The same goes for building a TV offering that’s good enough to attract customers in an already highly-competitive area — we’ve seen providers invest in channel availability, premium broadcast rights or even producing original content to achieve this in recent years.
But with O2 and Virgin Media’s close ties with on-demand and streaming services like Amazon Prime Video, we could see them aim for the more future-proofed, digital TV route instead.
Uswitch mobiles expert Ernest Doku says:
“This merger between the UK’s biggest mobile company and a prevailing broadband giant will create a titan of the telecoms industry that will almost certainly throw down a challenge to the most dominant player, BT.
“It’s a natural and complementary fit, with O2 returning to fixed-line broadband and Virgin Media bolstering its mobile proposition.
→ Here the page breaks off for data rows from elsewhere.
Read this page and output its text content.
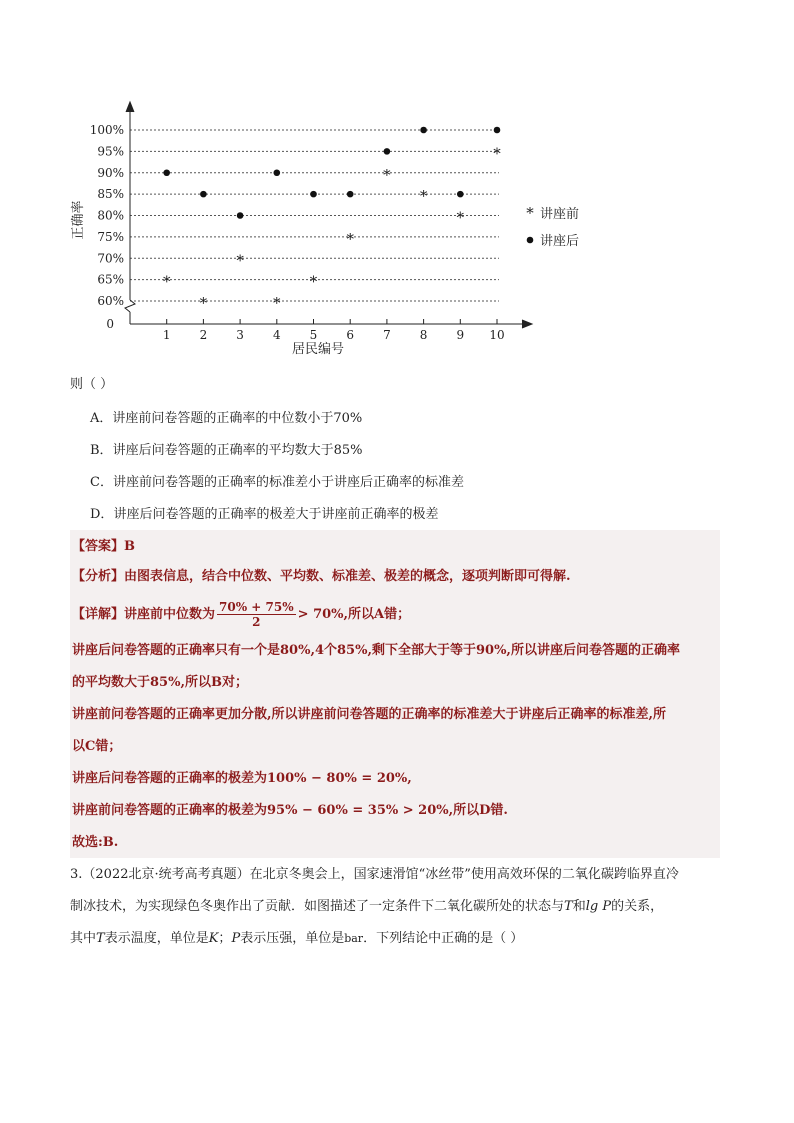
60%
65%
70%
75%
80%
85%
90%
95%
100%
0
1 2 3 4 5 6 7 8 9 10
*
*
*
*
*
*
*
*
*
*
* 讲座前
讲座后
居民编号
正确率
则（ ）
A．讲座前问卷答题的正确率的中位数小于70%
B．讲座后问卷答题的正确率的平均数大于85%
C．讲座前问卷答题的正确率的标准差小于讲座后正确率的标准差
D．讲座后问卷答题的正确率的极差大于讲座前正确率的极差
【答案】B
【分析】由图表信息，结合中位数、平均数、标准差、极差的概念，逐项判断即可得解.
【详解】讲座前中位数为 $\frac{70\% + 75\%}{2} > 70\%$,所以A错；
讲座后问卷答题的正确率只有一个是80%,4个85%,剩下全部大于等于90%,所以讲座后问卷答题的正确率
的平均数大于85%,所以B对；
讲座前问卷答题的正确率更加分散,所以讲座前问卷答题的正确率的标准差大于讲座后正确率的标准差,所
以C错；
讲座后问卷答题的正确率的极差为100% − 80% = 20%,
讲座前问卷答题的正确率的极差为95% − 60% = 35% > 20%,所以D错.
故选:B.
3.（2022北京·统考高考真题）在北京冬奥会上，国家速滑馆“冰丝带”使用高效环保的二氧化碳跨临界直冷
制冰技术，为实现绿色冬奥作出了贡献．如图描述了一定条件下二氧化碳所处的状态与T和lg P的关系，
其中T表示温度，单位是K；P表示压强，单位是bar．下列结论中正确的是（ ）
“Depending on the regulatory merger process, the deal could be completed as early as Summer 2021.
“With Vodafone having courted a tie up with Virgin Media in the past and Three being blocked from acquiring O2 in 2016, it will be interesting to see if today’s news sparks an arms race in the rest of the industry.
“This joining of forces is undoubtedly big news — but the most important thing is that customers will benefit rather than lose out. It’s vital that the combined brands maintain the high standards of customer care and service that people have come to expect.
“Both the O2 and Virgin Media brands are expected to remain in the short-term, but it will be interesting to see what this means for existing customers in terms of products and access to extra services, such as O2 Priorities.
“Immediate steps like Telefonica powering Virgin’s virtual mobile network will eventually generate £110 million of annual savings, but duplication means there is the potential for jobs to be cut.
“Nevertheless, for all customers there is the exciting prospect of greater breadth of entertainment and faster speeds to look forward to.”